As macabre as we may find it, this roughly coincided with the birth of photography, including “Death Daguerreotypes.” Parents had their dead children photographed because they didn’t want to let them go.

In the next sequence, with a different song, Carey Mulligan presides over a different version of the banquet scene. Until the later version of Madding, I did not know Carey Mulligan apart from Baz Luhrmann’s The Great Gatsby. I didn’t understand Leo DiCaprio’s hots for her; I wanted to throw a raincoat around her and feed her some prime rib and a baked potato with plenty of sour cream.

But in the later Far from the Madding Crowd, she more or less holds her own as a singer, and Michael Sheen’s Mr.
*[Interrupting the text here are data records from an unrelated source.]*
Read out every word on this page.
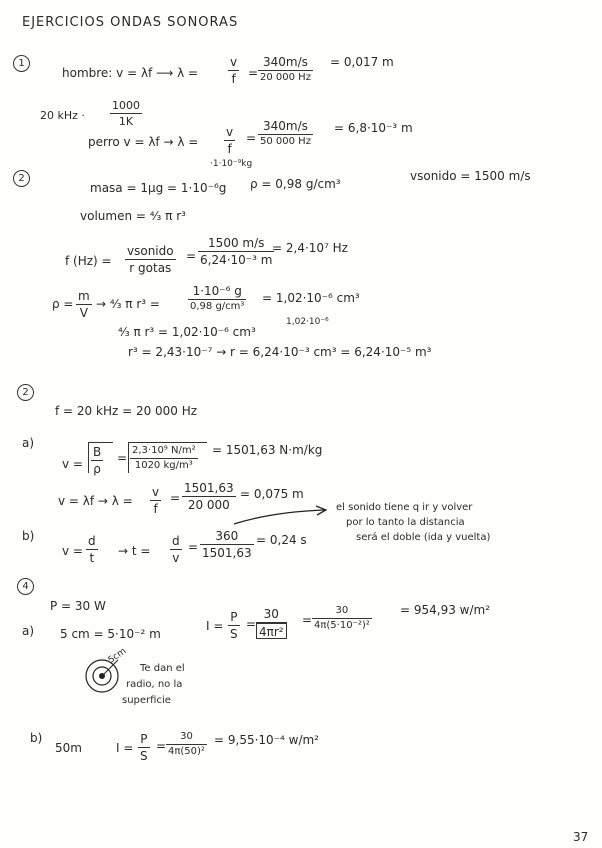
EJERCICIOS ONDAS SONORAS
1
hombre: v = λf ⟶ $\lambda = \frac{v}{f}$ =
340m/s
20 000 Hz
= 0,017 m
20 kHz · $\frac{1000}{1K}$
perro $v = \lambda f \to \lambda = \frac{v}{f}$ =
340m/s
50 000 Hz
= 6,8·10⁻³ m
2
·1·10⁻⁹kg
masa = 1μg = 1·10⁻⁶g ρ = 0,98 g/cm³
vsonido = 1500 m/s
volumen = ⁴⁄₃ π r³
f (Hz) =
vsonido
r gotas
= $\frac{1500 m/s}{\text{6,24·10⁻³ m}}$
= 2,4·10⁷ Hz
$\rho = \frac{m}{V}$ → ⁴⁄₃ π r³ =
1·10⁻⁶ g
0,98 g/cm³
= 1,02·10⁻⁶ cm³
⁴⁄₃ π r³ = 1,02·10⁻⁶ cm³
1,02·10⁻⁶
r³ = 2,43·10⁻⁷ → r = 6,24·10⁻³ cm³ = 6,24·10⁻⁵ m³
2
f = 20 kHz = 20 000 Hz
a)
$v = \frac{B}{\rho} = \frac{\text{2,3·10⁹ N/m²}}{\text{1020 kg/m³}} = 1501,63$ N·m/kg
$v = \lambda f \to \lambda = \frac{v}{f} = \frac{1501,63}{20 000} = 0,075$ m
b)
$v = \frac{d}{t} \to t = \frac{d}{v} = \frac{360}{1501,63} = 0,24$ s
el sonido tiene q ir y volver
por lo tanto la distancia
será el doble (ida y vuelta)
4
P = 30 W
a) 5 cm = 5·10⁻² m
$I = \frac{P}{S} = \frac{30}{\text{4πr²}} = \frac{30}{\text{4π(5·10⁻²)²}} = 954,93$ w/m²
5cm
Te dan el
radio, no la
superficie
b)
50m	$I = \frac{P}{S} = \frac{30}{\text{4π(50)²}} = 9,55\cdot 10^{-4}$ w/m²
37
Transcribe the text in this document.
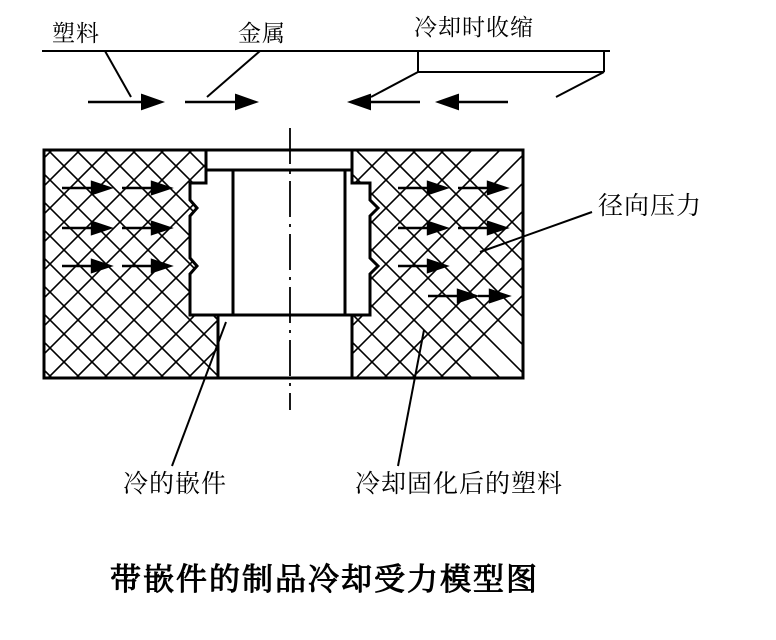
塑料	金属	冷却时收缩
径向压力
冷的嵌件	冷却固化后的塑料
带嵌件的制品冷却受力模型图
Boldwood (another Hardy play on names) comes a little unhinged in her presence, just as Peter Finch’s had in the presence of Julie Christie’s Bathsehba.

Hardy chose the name “Bathsheba” with deliberation, too. She is the flame to Boldwood’s moth–and Oak’s, and her ne’er-do-well soldier husband, and to every other man who comes close to her. She burns them.

She is seductive, desirable and a little shameless.

Today I heard what I think was a Christian violinist playing Leonard Cohen’s “Hallelujah” in a supermarket parking lot. It may be one of the most beautiful songs ever written. But some miss the Hebrew Scriptures storyline: King David sees Bathsheba bathing nude on her rooftop, is consumed by lust, and so sends her husband Uriah off to die in battle.

That’s why Hardy chose the name.

While his Batsheba has redeeming qualities–toughness, the ability to get along in a man’s world, a formidable work ethic–she undoes the men in her life just as King David was undone.

And, yes, she is seductive. The final scene in the sequence below–Carey Mulligan on horseback in the English countryside–might have tempted me to send her Uriah off to a distant mid-Victorian imperial front where he had at least the chance of being killed by colonial insurgents. At one point, except for being mirror-opposite, she is the exact duplicate, lying on her back, of Elizabeth Siddall, the pre-Raphaelite model who nearly died of pneumonia while posting in a bathtub as Hamlet’s drowned Ophelia.

Bathsheba would’ve had no use for Ophelia. She was made of stronger stuff: let her lover do the drowning.